The mistake in a lot of agent workflows is treating accumulated inference as state.

The model talks through a task, remembers a few claims, summarizes its own progress, and then the next step quietly depends on that residue being true.

That works until it does not.

The longer the run goes, the more the system can start carrying forward:

  • stale assumptions
  • unverified summaries
  • half-correct file maps
  • old tool results
  • decisions that were never tied to evidence

That is not durable state.

That is operational gossip.

Memory should be input material, not the authority.

For long-running agent work, the durable part should live outside the model:

  1. the declared objective
  2. the current repo or app state
  3. the commands that actually ran
  4. the logs, screenshots, and errors observed
  5. the files changed
  6. the checks that passed or failed
  7. the next concrete action

The agent can still use memory.

It can use it to recover context, avoid repeating decisions, and notice patterns across sessions.

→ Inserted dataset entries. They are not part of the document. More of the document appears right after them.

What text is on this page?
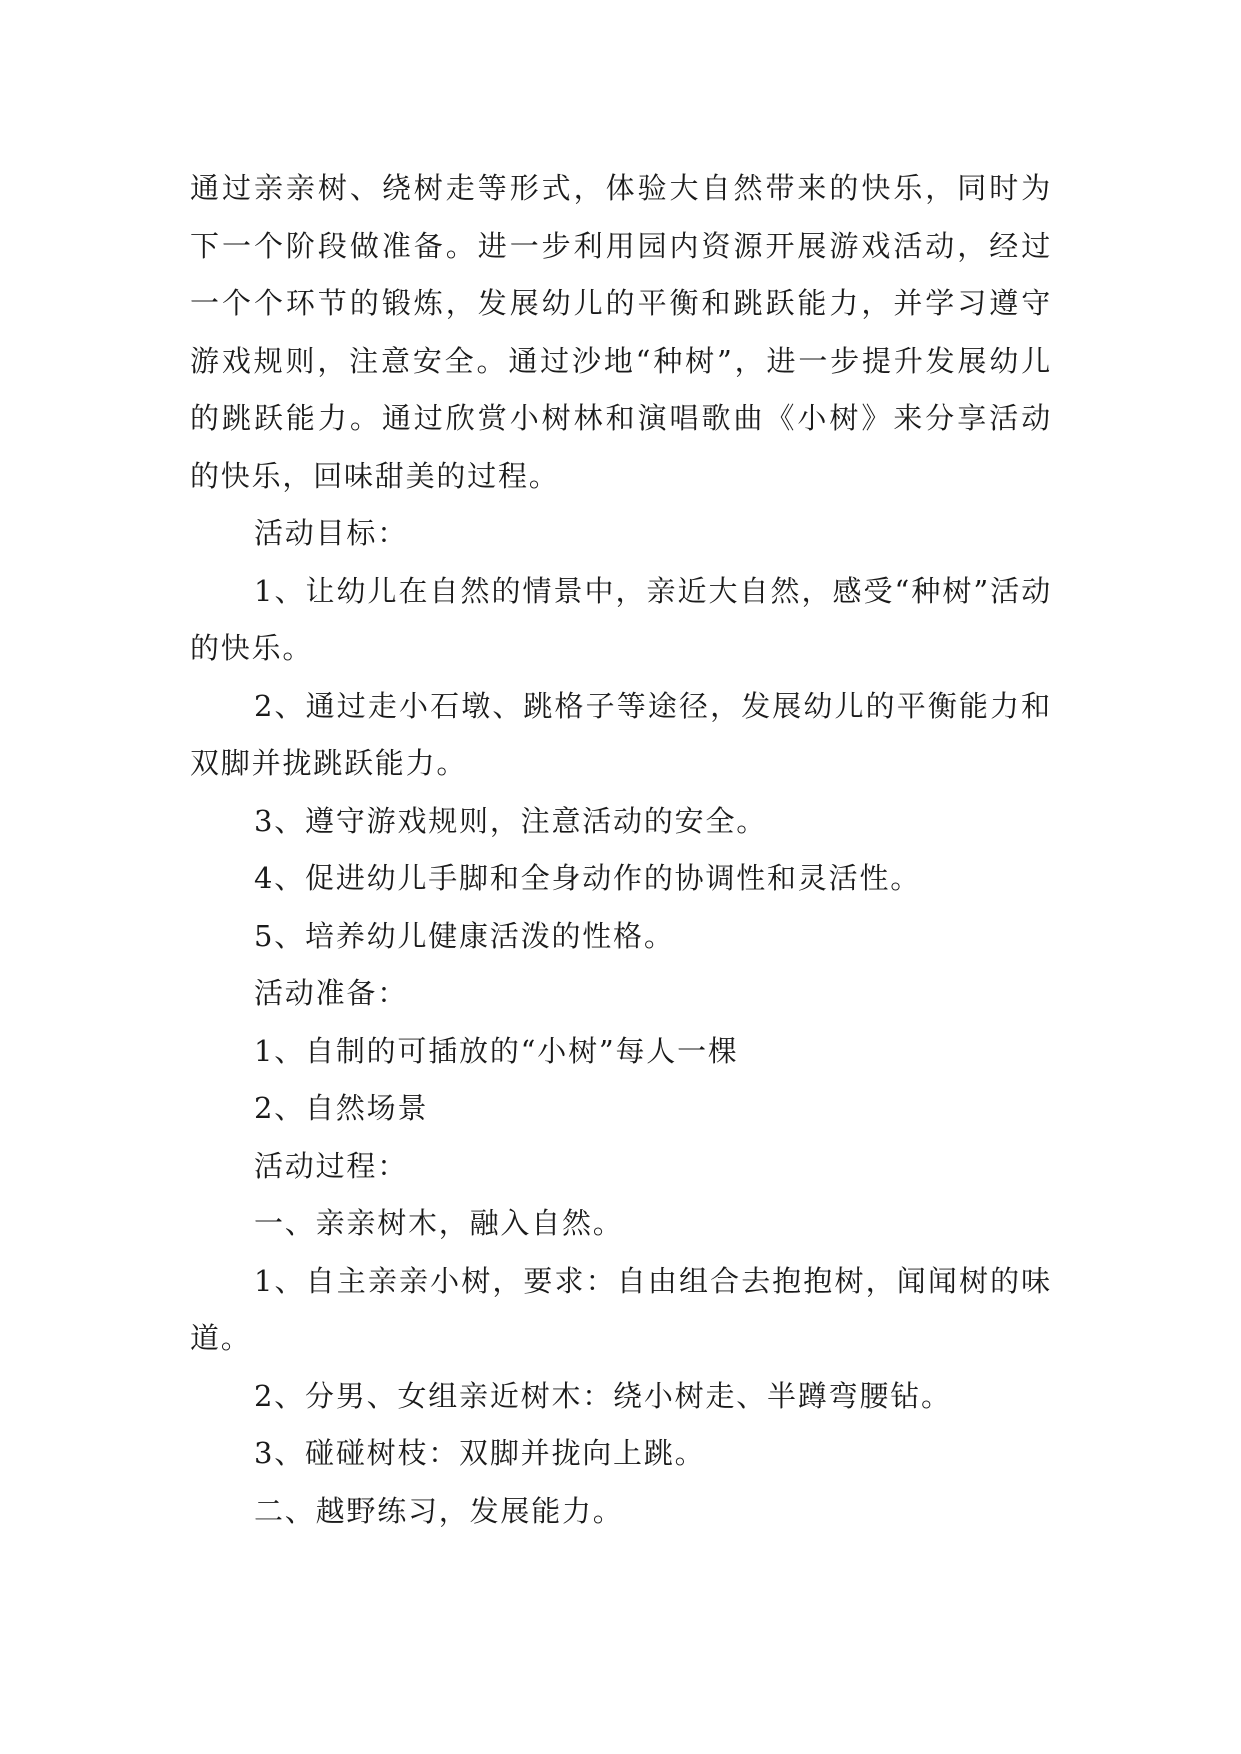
通过亲亲树、绕树走等形式，体验大自然带来的快乐，同时为下一个阶段做准备。进一步利用园内资源开展游戏活动，经过一个个环节的锻炼，发展幼儿的平衡和跳跃能力，并学习遵守游戏规则，注意安全。通过沙地“种树”，进一步提升发展幼儿的跳跃能力。通过欣赏小树林和演唱歌曲《小树》来分享活动的快乐，回味甜美的过程。

活动目标：

1、让幼儿在自然的情景中，亲近大自然，感受“种树”活动的快乐。

2、通过走小石墩、跳格子等途径，发展幼儿的平衡能力和双脚并拢跳跃能力。

3、遵守游戏规则，注意活动的安全。

4、促进幼儿手脚和全身动作的协调性和灵活性。

5、培养幼儿健康活泼的性格。

活动准备：

1、自制的可插放的“小树”每人一棵

2、自然场景

活动过程：

一、亲亲树木，融入自然。

1、自主亲亲小树，要求：自由组合去抱抱树，闻闻树的味道。

2、分男、女组亲近树木：绕小树走、半蹲弯腰钻。

3、碰碰树枝：双脚并拢向上跳。

二、越野练习，发展能力。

But each cycle should rebuild the working context from evidence the user can inspect.

If the repo changed, the file tree wins.

If the browser disagrees, the browser wins.

If the test failed, the summary is wrong until it explains the failure.

That is the useful split:

  • memory suggests where to look
  • current state says what is true
  • verification decides whether the work is done

This matters more as agents get longer-lived.

A short chat can survive some fuzzy continuity.

A background agent, scheduled run, or multi-hour coding task cannot.

Those systems need durable state that can be reconstructed without trusting the model’s self-narration.

The model can be disposable.

The work record cannot be.

That is the direction I trust: agents that are allowed to forget, because the system around them knows how to rebuild the truth.